You also misrepresented the federal action. The Department of Health and Human Services did not declare that Minnesota daycares committed fraud and then freeze funds as punishment. HHS imposed additional verification and documentation requirements while audits continue, which is a procedural step, not a finding of guilt. Payments resume when documentation is provided, because that is how audits work. Freezing verification pending review is not the same thing as proving fraud.
Most importantly, this was not some hidden scandal you uncovered. Minnesota identified child care and nonprofit fraud years ago, audited it, referred cases for prosecution, and involved federal authorities long before your YouTube channel showed up. Pretending you exposed something new is revisionist nonsense.
5. (In reply to Tom Emmer, GOP majority whip, who objected to a video from Minnesota Governor Walz:
Tommy boy, you really think the American people care about your lies?
You mean another week of you falsely accusing Governor Tim Walz of scamming Minnesota, when the documented record shows the opposite. The fraud you keep referencing was uncovered by state agencies under his administration, referred to law enforcement, and prosecuted in coordination with federal authorities. That is not complicity; that is detection and enforcement.
The Feeding Our Future scheme was identified by the Minnesota Department of Education starting in 2020 and escalated in 2021 after irregular meal claims were flagged. The state froze payments, referred the matter to prosecutors, and cooperated with a federal investigation that led to one of the largest pandemic fraud cases in the country. That investigation did not originate with outside influencers or partisan outrage posts, it came from auditors and state officials doing their jobs.
As of the last two years alone, more than 70 individuals have been convicted or pleaded guilty in the case, with dozens more charged and awaiting trial.
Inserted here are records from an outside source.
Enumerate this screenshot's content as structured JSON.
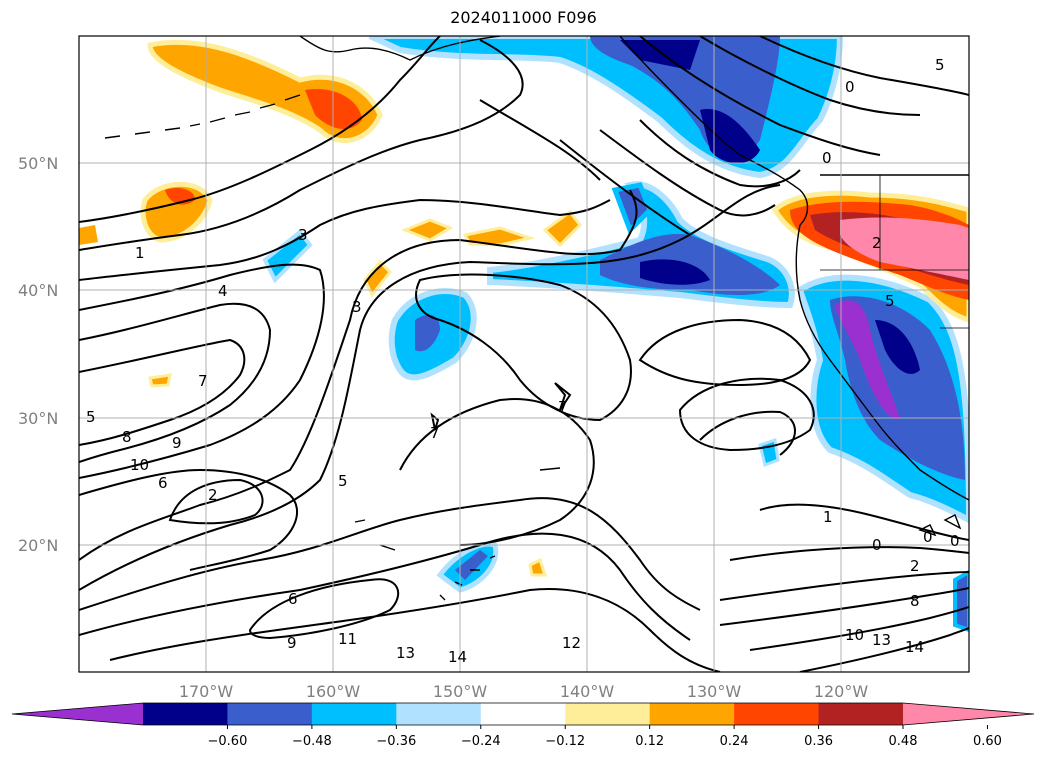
{
  "title": "2024011000 F096",
  "map": {
    "lat_labels": [
      "50°N",
      "40°N",
      "30°N",
      "20°N"
    ],
    "lon_labels": [
      "170°W",
      "160°W",
      "150°W",
      "140°W",
      "130°W",
      "120°W"
    ],
    "contour_labels": [
      "1",
      "4",
      "3",
      "3",
      "7",
      "7",
      "7",
      "5",
      "8",
      "9",
      "10",
      "6",
      "2",
      "5",
      "6",
      "9",
      "11",
      "13",
      "14",
      "12",
      "10",
      "13",
      "14",
      "8",
      "2",
      "1",
      "0",
      "0",
      "0",
      "0",
      "0",
      "2",
      "5",
      "5"
    ]
  },
  "colorbar": {
    "tick_labels": [
      "−0.60",
      "−0.48",
      "−0.36",
      "−0.24",
      "−0.12",
      "0.12",
      "0.24",
      "0.36",
      "0.48",
      "0.60"
    ],
    "colors": [
      "#9b30d0",
      "#00008b",
      "#3a5fcd",
      "#00bfff",
      "#b0e2ff",
      "#ffffff",
      "#ffee99",
      "#ffa500",
      "#ff4500",
      "#b22222",
      "#ff88aa"
    ]
  }
}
Federal prosecutors have already recovered hundreds of millions of dollars through forfeitures, restitution orders, and asset seizures, with more still pending. Several defendants received lengthy prison sentences, and additional indictments are ongoing. That is what accountability looks like, not a coverup.
The idea that Walz or his administration “scammed” Minnesota requires believing that state agencies simultaneously uncovered fraud, shut off funding, referred cases to law enforcement, cooperated with federal prosecutors, testified in court, and somehow were secretly running the scheme themselves. That is not a serious claim; it is a talking point that collapses the moment you apply basic causation.
Under Walz, Minnesota identified the fraud, stopped the payments, brought in the feds, and prosecuted the criminals. The people who stole the money are being sentenced. The state that uncovered the crime is not the criminal.
If you are looking for someone to be mad at, try the people who committed the fraud, not the administration that exposed it.